Couple of things popping to my mind are if your baby might have a tongue tie that's making it harder for them to get milk out? If you're in pain that could be affecting latch too so if it were me I'd get to a bf support group in person so they can check your latch and give hands on support if needed. Plus just lots of other mums who know exactly how though the start is and have maybe experienced the same thing. I had lots of trouble with bf ds (tongue tie issues) and the infant feeding coordinators we saw seemed helpful at the time but honestly the best support I got was from my la leche league group. I'm 17 mths in now and still learn loads from the other mums in that group as well as the leaders so it's really worth finding a good one near you.

It really depends on if you want to continue with pumping or if you want to work at get baby relatched, combi feed or wean onto formula. Whatever your goal here is it is valid and you can never be a failure for responding to your child's needs which is exactly what you have been doing.

Also just to say sometimes stress can affect let down and if you're feeling very anxious about your baby being able to get enough milk or if it's very sore etc that can all slow letdown. So in that case (if you want to continue) I'd try and spend some time skin to skin snuggled on the sofa or in bed or under a dressing gown, shut the door on all visitors to keep the pressure off yourself and just let baby latch on and off as they want. They're very much still learning how to feed at this point as well. If you do use bottles it's important to paced feed so they aren't getting used to a fast and easy flow or they may struggle to work out that they need to work harder at the breast to get milk out. There's some really good videos about paced feeding online.

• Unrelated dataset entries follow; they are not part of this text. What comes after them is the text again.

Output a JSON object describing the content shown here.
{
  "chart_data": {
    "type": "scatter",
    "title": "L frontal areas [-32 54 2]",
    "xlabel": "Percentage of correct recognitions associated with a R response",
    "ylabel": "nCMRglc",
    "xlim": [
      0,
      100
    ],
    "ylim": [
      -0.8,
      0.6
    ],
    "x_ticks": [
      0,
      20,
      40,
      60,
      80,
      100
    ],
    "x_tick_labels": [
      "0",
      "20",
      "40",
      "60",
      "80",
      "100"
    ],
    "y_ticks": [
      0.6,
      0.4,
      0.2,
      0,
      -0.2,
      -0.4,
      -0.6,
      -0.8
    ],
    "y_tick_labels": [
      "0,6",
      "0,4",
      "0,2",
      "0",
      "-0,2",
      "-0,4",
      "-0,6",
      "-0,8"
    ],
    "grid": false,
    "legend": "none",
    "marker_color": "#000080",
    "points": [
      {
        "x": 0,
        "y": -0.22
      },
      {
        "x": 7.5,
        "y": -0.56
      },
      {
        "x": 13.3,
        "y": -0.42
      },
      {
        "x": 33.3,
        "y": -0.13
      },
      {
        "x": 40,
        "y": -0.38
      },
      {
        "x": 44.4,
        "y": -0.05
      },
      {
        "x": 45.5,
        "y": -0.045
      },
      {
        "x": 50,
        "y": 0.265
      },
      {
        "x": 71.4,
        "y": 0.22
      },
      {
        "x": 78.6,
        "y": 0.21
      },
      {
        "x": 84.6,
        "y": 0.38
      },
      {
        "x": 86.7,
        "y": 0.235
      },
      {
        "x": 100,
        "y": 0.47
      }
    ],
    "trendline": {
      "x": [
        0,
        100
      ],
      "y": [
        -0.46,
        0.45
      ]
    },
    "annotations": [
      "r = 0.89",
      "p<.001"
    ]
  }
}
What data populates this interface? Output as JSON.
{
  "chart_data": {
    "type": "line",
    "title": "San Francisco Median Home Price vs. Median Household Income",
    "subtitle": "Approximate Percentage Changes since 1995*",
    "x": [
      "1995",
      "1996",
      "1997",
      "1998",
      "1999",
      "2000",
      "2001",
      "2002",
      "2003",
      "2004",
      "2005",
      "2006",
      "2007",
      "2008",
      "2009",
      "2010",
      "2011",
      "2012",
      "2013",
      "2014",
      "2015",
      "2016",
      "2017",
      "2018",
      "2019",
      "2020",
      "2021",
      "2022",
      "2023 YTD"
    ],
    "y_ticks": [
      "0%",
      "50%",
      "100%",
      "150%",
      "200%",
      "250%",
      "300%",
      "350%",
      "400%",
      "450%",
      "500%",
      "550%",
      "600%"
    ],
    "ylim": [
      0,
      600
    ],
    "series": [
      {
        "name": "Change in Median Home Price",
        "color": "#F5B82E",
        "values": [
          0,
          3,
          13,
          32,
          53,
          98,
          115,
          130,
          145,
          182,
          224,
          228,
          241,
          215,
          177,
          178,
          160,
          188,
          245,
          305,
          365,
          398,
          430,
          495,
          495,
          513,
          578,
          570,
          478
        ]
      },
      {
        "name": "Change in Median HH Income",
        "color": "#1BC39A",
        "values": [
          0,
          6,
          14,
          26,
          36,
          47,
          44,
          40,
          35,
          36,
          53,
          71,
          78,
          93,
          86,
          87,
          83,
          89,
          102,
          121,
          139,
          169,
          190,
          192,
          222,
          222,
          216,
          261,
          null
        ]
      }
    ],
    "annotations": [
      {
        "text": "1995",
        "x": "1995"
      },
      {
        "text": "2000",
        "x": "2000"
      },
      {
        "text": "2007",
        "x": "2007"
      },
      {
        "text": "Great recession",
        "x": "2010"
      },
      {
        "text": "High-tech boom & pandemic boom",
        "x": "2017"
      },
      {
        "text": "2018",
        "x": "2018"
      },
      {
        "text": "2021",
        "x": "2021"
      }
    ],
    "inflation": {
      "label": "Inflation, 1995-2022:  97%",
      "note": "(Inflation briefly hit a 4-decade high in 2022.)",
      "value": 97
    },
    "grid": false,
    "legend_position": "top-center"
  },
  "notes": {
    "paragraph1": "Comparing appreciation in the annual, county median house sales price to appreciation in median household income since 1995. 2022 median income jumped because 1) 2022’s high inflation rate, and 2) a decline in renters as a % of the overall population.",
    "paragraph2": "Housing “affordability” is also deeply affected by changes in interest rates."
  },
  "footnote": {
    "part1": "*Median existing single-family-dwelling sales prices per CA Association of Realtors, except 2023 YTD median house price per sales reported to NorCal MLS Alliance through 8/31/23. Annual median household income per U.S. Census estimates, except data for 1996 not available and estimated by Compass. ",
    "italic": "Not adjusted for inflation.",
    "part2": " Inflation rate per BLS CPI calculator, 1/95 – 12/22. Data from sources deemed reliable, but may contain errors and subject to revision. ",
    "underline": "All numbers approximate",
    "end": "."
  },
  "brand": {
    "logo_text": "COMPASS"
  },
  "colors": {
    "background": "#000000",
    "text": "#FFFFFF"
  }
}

Silver cups are a lifesaver for hurt nipples and I used coco mama nipple balm when I blistered really badly (don't use them together though - one or the other).

Ultimately this is about your right as a mum to feed your child whatever way works best for you and your family. You don't need to justify that to anyone.

marmiteoneverything · 04/07/2024 20:31

Hungrycaterpillarsmummy · 04/07/2024 20:15

This is normal I'm afraid. If you want to bf you absolutely can
Me and my first were readmitted due to weight loss, jaundice and we just couldn't get a latch. Initially I pumped what I could (10ml! Which took 2 hours) and I topped up 50ml formula.
Followed that plan when we were discharged but I kept on pumping and trying him on the breast every feed and we eventually got there. The first two weeks are HELL. Week 3 is better, week 4 you got it but it's tricky. Week 8 is good.

How is it normal? Bits of it might be common, but it’s not normal!

You’ve had a really, really rough time of it OP. I’m sorry, it’s so tough when you have issues feeding. DD wasn’t readmitted, but we were put on a feeding plan that involved supplementing with formula due to unsatisfactory weight gain. We never managed to EBF, but actually the one bottle a day of formula/expressed milk that she ended up having worked fine for us and I breastfed her until she was almost 18 months in the end. If you’d like to continue to attempt breastfeeding then I would definitely book an appointment with a lactation consultant ASAP, if you can afford it. She will be able to support you with combi-feeding and advise about nipple shields etc.

Whatever your decision I hope things get easier for you, and congratulations on your new baby 💐

Lavender14 · 04/07/2024 20:33

BTW just to say we ended up going private to get ds tongue tie cut because the NHS professionals who looked at it felt it wasn't bad enough to be an issue. Then when ds started losing lots of weight they refused to see him. So we got it cut by a dentist and that did wonders for his weight. So it's worth getting a second opinion privately if you feel things just still aren't right.